Do you have VERSION_SOURCE defined in /usr/local/etc/pkg.conf? If not then pkg-version(8) will default to checking your installed packages with the Ports index. Judging from your shared commands I get the impression that you used a binary package repository to keep your system up to date, and it's not that uncommon for the binary repository to be a little behind with the Ports collection.

I only use the Ports collection, but from what I can tell from the manualpage I think you're looking for the -R switch. So: `pkg version -R`. It should be the default behavior if the ports tree nor the ports index exists, but I get the impression that you might have those installed right now (/usr/ports and/or /usr/ports/INDEX-x).

Hope this can help.


----------



## mikepwagner (Nov 18, 2016)

Thanks, ShelLusrer - the -R showed nothing out of date.
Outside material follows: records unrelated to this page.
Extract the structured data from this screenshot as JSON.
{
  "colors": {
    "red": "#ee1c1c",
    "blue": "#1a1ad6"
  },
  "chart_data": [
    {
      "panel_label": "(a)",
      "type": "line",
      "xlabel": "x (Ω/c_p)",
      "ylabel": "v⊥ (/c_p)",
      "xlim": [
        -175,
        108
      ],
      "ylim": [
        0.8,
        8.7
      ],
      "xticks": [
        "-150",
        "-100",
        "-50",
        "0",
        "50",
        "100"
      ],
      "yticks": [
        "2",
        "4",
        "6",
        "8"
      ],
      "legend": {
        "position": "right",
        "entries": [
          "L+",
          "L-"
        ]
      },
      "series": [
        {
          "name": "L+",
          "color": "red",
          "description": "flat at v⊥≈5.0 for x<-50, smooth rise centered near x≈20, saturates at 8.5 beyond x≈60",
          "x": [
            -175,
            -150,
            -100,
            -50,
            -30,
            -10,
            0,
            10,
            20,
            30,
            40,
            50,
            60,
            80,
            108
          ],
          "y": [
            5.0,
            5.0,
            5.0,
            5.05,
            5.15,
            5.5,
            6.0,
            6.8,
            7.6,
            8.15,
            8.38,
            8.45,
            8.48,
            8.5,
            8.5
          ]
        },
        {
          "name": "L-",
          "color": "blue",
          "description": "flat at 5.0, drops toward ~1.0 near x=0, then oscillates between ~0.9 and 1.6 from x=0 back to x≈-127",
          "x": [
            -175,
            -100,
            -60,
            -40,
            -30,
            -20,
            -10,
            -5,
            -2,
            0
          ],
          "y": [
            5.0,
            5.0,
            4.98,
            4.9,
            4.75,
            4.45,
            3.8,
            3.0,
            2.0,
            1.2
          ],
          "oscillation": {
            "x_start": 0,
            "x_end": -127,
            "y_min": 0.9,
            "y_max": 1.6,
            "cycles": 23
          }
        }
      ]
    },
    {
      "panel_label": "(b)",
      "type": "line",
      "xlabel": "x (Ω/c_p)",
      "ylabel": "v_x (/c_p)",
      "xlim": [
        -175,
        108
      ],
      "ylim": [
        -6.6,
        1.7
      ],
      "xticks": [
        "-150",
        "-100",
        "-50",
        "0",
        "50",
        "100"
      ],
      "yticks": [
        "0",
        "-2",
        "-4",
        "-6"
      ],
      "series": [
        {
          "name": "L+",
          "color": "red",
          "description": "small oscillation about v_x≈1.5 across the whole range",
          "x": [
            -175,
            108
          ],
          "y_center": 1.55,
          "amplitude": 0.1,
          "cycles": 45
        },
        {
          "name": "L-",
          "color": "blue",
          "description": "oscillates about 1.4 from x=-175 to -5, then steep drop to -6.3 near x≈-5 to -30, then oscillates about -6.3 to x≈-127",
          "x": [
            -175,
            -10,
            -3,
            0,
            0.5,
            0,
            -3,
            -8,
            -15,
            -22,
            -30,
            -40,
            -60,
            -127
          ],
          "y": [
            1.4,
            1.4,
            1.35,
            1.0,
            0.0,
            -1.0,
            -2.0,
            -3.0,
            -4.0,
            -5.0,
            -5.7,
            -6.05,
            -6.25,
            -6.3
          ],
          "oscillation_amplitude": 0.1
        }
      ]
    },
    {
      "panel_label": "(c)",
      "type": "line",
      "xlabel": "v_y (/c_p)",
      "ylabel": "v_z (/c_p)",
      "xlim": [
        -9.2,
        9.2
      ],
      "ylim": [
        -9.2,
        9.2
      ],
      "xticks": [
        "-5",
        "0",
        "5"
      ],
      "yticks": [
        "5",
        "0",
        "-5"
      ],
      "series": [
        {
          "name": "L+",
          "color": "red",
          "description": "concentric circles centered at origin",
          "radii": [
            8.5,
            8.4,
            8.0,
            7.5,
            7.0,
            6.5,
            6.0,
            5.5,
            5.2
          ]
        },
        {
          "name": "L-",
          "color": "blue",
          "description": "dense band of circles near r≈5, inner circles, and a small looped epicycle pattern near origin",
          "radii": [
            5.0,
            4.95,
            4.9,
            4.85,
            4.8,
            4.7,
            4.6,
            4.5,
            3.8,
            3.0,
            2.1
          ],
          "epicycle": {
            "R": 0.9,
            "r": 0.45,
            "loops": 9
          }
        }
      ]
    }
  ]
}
I am using binary packages, so that makes perfect sense.


----------



## ShelLuser (Nov 18, 2016)

mikepwagner said:


> Thanks, ShelLusrer - the -R showed nothing out of date. I am using binary packages, so that makes perfect sense.


Glad to hear this worked for you. Don't forget, if you don't want to specify -R all the time then you can also define this in /usr/local/etc/pkg.conf. All you'd need to do is add: VERSION_SOURCE: R (see also pkg.conf(5)).


----------